Nothing he did, said or demonstrated during all those years offered even a hint of understanding of what it means to serve others. He was — and still is — wrapped tightly in his own cocoon of self-worth.

Thus, the tweet in which he boasted about the economy and “rebuilding our Military and so much more” speaks volumes about why this man is so hideously unfit for the office to which he was elected.

Yes, the president did go to Arlington National Cemetery and he spoke some fitting words while paying tribute to the Americans who have died on battlefields all across this and around the world.

However, it’s that first instinct, the president’s Twitter message that went out at early in the day, that reveals this individual’s love of self that supersedes everything — and everyone — else.

Public service means to pay tribute to others without regard to yourself. Those who choose a life in politics and government ought to understand that basic tenet. If only the president of the United States could grasp the simplicity of that concept.

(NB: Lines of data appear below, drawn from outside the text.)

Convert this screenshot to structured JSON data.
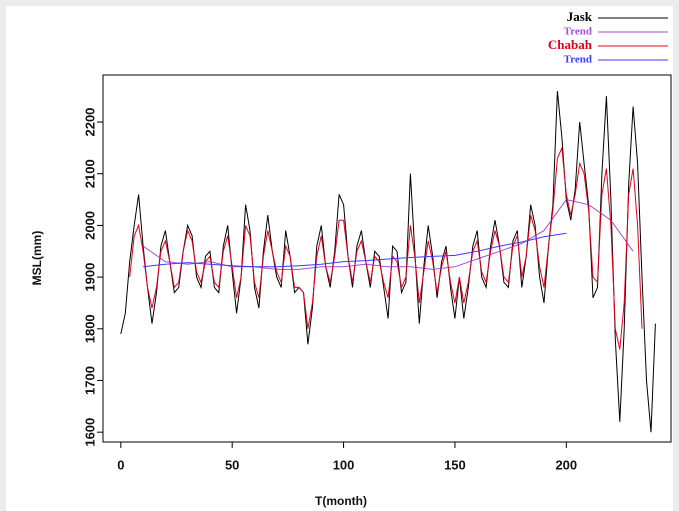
{
  "chart_data": {
    "type": "line",
    "xlabel": "T(month)",
    "ylabel": "MSL(mm)",
    "xlim": [
      -8,
      247
    ],
    "xticks": [
      0,
      50,
      100,
      150,
      200
    ],
    "ylim": [
      1581,
      2291
    ],
    "yticks": [
      1600,
      1700,
      1800,
      1900,
      2000,
      2100,
      2200
    ],
    "legend": "top-right",
    "series": [
      {
        "name": "Jask",
        "color": "#000000",
        "x": [
          0,
          2,
          4,
          6,
          8,
          10,
          12,
          14,
          16,
          18,
          20,
          22,
          24,
          26,
          28,
          30,
          32,
          34,
          36,
          38,
          40,
          42,
          44,
          46,
          48,
          50,
          52,
          54,
          56,
          58,
          60,
          62,
          64,
          66,
          68,
          70,
          72,
          74,
          76,
          78,
          80,
          82,
          84,
          86,
          88,
          90,
          92,
          94,
          96,
          98,
          100,
          102,
          104,
          106,
          108,
          110,
          112,
          114,
          116,
          118,
          120,
          122,
          124,
          126,
          128,
          130,
          132,
          134,
          136,
          138,
          140,
          142,
          144,
          146,
          148,
          150,
          152,
          154,
          156,
          158,
          160,
          162,
          164,
          166,
          168,
          170,
          172,
          174,
          176,
          178,
          180,
          182,
          184,
          186,
          188,
          190,
          192,
          194,
          196,
          198,
          200,
          202,
          204,
          206,
          208,
          210,
          212,
          214,
          216,
          218,
          220,
          222,
          224,
          226,
          228,
          230,
          232,
          234,
          236,
          238,
          240
        ],
        "values": [
          1790,
          1830,
          1930,
          2000,
          2060,
          1960,
          1880,
          1810,
          1870,
          1960,
          1990,
          1930,
          1870,
          1880,
          1950,
          2000,
          1980,
          1900,
          1880,
          1940,
          1950,
          1880,
          1870,
          1960,
          2000,
          1910,
          1830,
          1900,
          2040,
          1990,
          1880,
          1840,
          1950,
          2020,
          1950,
          1900,
          1880,
          1990,
          1940,
          1870,
          1880,
          1870,
          1770,
          1840,
          1960,
          2000,
          1920,
          1880,
          1950,
          2060,
          2040,
          1940,
          1880,
          1960,
          1990,
          1930,
          1880,
          1950,
          1940,
          1880,
          1820,
          1960,
          1950,
          1870,
          1890,
          2100,
          1950,
          1810,
          1920,
          2000,
          1940,
          1860,
          1930,
          1960,
          1880,
          1820,
          1900,
          1820,
          1880,
          1960,
          1990,
          1900,
          1880,
          1960,
          2010,
          1960,
          1890,
          1880,
          1970,
          1990,
          1880,
          1940,
          2040,
          2000,
          1900,
          1850,
          1960,
          2040,
          2260,
          2170,
          2050,
          2010,
          2070,
          2200,
          2120,
          2040,
          1860,
          1880,
          2100,
          2250,
          2050,
          1780,
          1620,
          1800,
          2080,
          2230,
          2120,
          1900,
          1700,
          1600,
          1810
        ]
      },
      {
        "name": "Trend",
        "color": "#a64fd0",
        "x": [
          10,
          20,
          30,
          40,
          50,
          60,
          70,
          80,
          90,
          100,
          110,
          120,
          130,
          140,
          150,
          160,
          170,
          180,
          190,
          200,
          210,
          220,
          230
        ],
        "values": [
          1960,
          1930,
          1925,
          1930,
          1920,
          1920,
          1915,
          1915,
          1920,
          1920,
          1925,
          1920,
          1920,
          1915,
          1920,
          1935,
          1950,
          1965,
          1990,
          2050,
          2040,
          2010,
          1950
        ]
      },
      {
        "name": "Chabah",
        "color": "#e0001b",
        "x": [
          4,
          6,
          8,
          10,
          12,
          14,
          16,
          18,
          20,
          22,
          24,
          26,
          28,
          30,
          32,
          34,
          36,
          38,
          40,
          42,
          44,
          46,
          48,
          50,
          52,
          54,
          56,
          58,
          60,
          62,
          64,
          66,
          68,
          70,
          72,
          74,
          76,
          78,
          80,
          82,
          84,
          86,
          88,
          90,
          92,
          94,
          96,
          98,
          100,
          102,
          104,
          106,
          108,
          110,
          112,
          114,
          116,
          118,
          120,
          122,
          124,
          126,
          128,
          130,
          132,
          134,
          136,
          138,
          140,
          142,
          144,
          146,
          148,
          150,
          152,
          154,
          156,
          158,
          160,
          162,
          164,
          166,
          168,
          170,
          172,
          174,
          176,
          178,
          180,
          182,
          184,
          186,
          188,
          190,
          192,
          194,
          196,
          198,
          200,
          202,
          204,
          206,
          208,
          210,
          212,
          214,
          216,
          218,
          220,
          222,
          224,
          226,
          228,
          230,
          232,
          234
        ],
        "values": [
          1900,
          1980,
          2000,
          1950,
          1880,
          1840,
          1880,
          1950,
          1970,
          1930,
          1880,
          1890,
          1950,
          1990,
          1970,
          1910,
          1890,
          1930,
          1940,
          1890,
          1880,
          1950,
          1980,
          1920,
          1860,
          1900,
          2000,
          1980,
          1890,
          1860,
          1940,
          1990,
          1950,
          1910,
          1890,
          1960,
          1940,
          1880,
          1880,
          1870,
          1800,
          1850,
          1940,
          1980,
          1920,
          1890,
          1940,
          2010,
          2010,
          1940,
          1890,
          1950,
          1970,
          1930,
          1890,
          1940,
          1930,
          1890,
          1860,
          1940,
          1930,
          1880,
          1900,
          2000,
          1940,
          1850,
          1910,
          1970,
          1930,
          1870,
          1920,
          1950,
          1890,
          1850,
          1900,
          1850,
          1890,
          1950,
          1970,
          1910,
          1890,
          1950,
          1990,
          1960,
          1900,
          1890,
          1960,
          1980,
          1900,
          1940,
          2020,
          1990,
          1920,
          1880,
          1960,
          2030,
          2130,
          2150,
          2060,
          2020,
          2060,
          2120,
          2100,
          2030,
          1900,
          1890,
          2060,
          2110,
          2000,
          1800,
          1760,
          1850,
          2060,
          2110,
          2000,
          1800
        ]
      },
      {
        "name": "Trend",
        "color": "#3b3bff",
        "x": [
          10,
          20,
          30,
          40,
          50,
          60,
          70,
          80,
          90,
          100,
          110,
          120,
          130,
          140,
          150,
          160,
          170,
          180,
          190,
          200
        ],
        "values": [
          1920,
          1925,
          1928,
          1925,
          1922,
          1920,
          1920,
          1922,
          1925,
          1930,
          1932,
          1935,
          1938,
          1940,
          1942,
          1950,
          1960,
          1968,
          1978,
          1985
        ]
      }
    ]
  }
}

Let’s not get physical with the media

Here’s yet another twist in the Trump administration’s ongoing conflict with the media. This one is a beaut.

Environmental Protection Agency officials forcibly escorted reporters from CNN and The Associated Press from a meeting room, barring them from covering a public event to discuss harmful chemicals in water.

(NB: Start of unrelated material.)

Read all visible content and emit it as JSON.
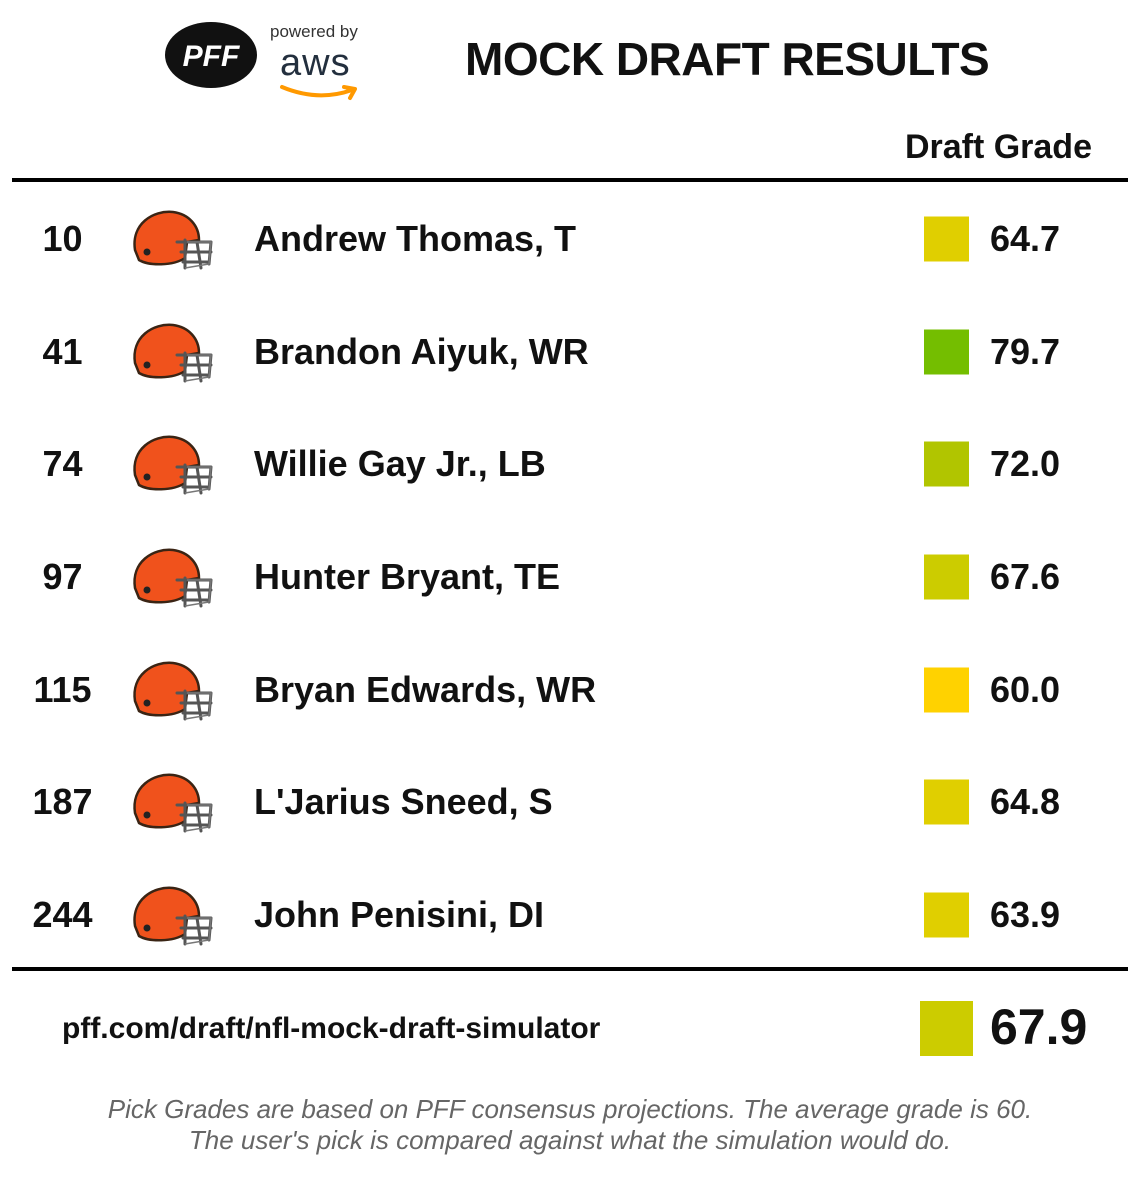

EPA officials said there was a shortage of seats in the room. Reports indicate there were empty seats when EPA Administrator Scott Pruitt spoke to the group gathered.

What’s going on here? Please tell me the Trump administration isn’t going to start kicking reporters out of these events because of some perceive “negative coverage” he might get.

According to CNN.com: Sarah Sanders, the White House press secretary, addressed the matter at the daily briefing. Sanders said the White House would “certainly” look into the matter, but said for now she would refer reporters to the EPA’s statement, explaining that she could not “speak to a situation that I don’t have a lot of visibility into.” 

Yes, Ms. Sanders, the White House needs to “look into the matter.” It also needs to allow the media unfettered access to events of public concern for all Americans.

There’s that thing called the U.S. Constitution’s First Amendment, too, that guarantees “freedom of the press.” Let ’em report … freely!

‘Obligation,’ no; prerogative, yes!

CNN anchor Don Lemon is not among my favorite TV journalists/talking heads.

He is the one who once asked — reportedly in all seriousness — whether the Malaysian Airlines jetliner that disappeared en route from Kuala Lumpur to Beijing had been swallowed up by a “black hole,” apparently not realizing that such an event would have consumed the entire solar system.

I got that out of the way.

Now we hear that Lemon says it is his “obligation” to refer to Donald J. Trump as a “racist.”

According to The Hill: “Critical thinking is important as a journalist. If you cannot surmise that this president — if he’s not racist, he’s certainly racist-adjacent,” Lemon told an audience as the keynote speaker at Variety’s Entertainment & Technology NYC Summit. “We have come to a consensus in our society that facts matter. I feel like it’s my obligation to say that.”

I beg to differ, young man.

It’s not your “obligation,” although it is your “prerogative” to say what you want about how you perceive the president’s point of view. His obligation as a journalist requires fairness and accuracy.

I am quick to agree that Donald Trump has provided plenty of evidence of racist tendencies. I keep turning to the lie he fomented about Barack Obama place of birth, as he kept alive the slanderous accusation that the first African-American president was born in Africa and was constitutionally ineligible to serve in the office to which he was elected twice.

And, yes, there was that hideous assertion that there were good people “on both sides” of the riot that erupted in Charlottesville, Va., between counterprotesters and Klansmen, neo-Nazis and white supremacists.

Lemon’s “obligation” only is to report what Trump has said; he should let his viewers make the determination as to whether the president is a racist.

The U.S. Constitution’s First Amendment, of course, doesn’t prevent him from hanging the “racist” label on Trump. Indeed, it allows Lemon to say it, but it damn sure doesn’t require it.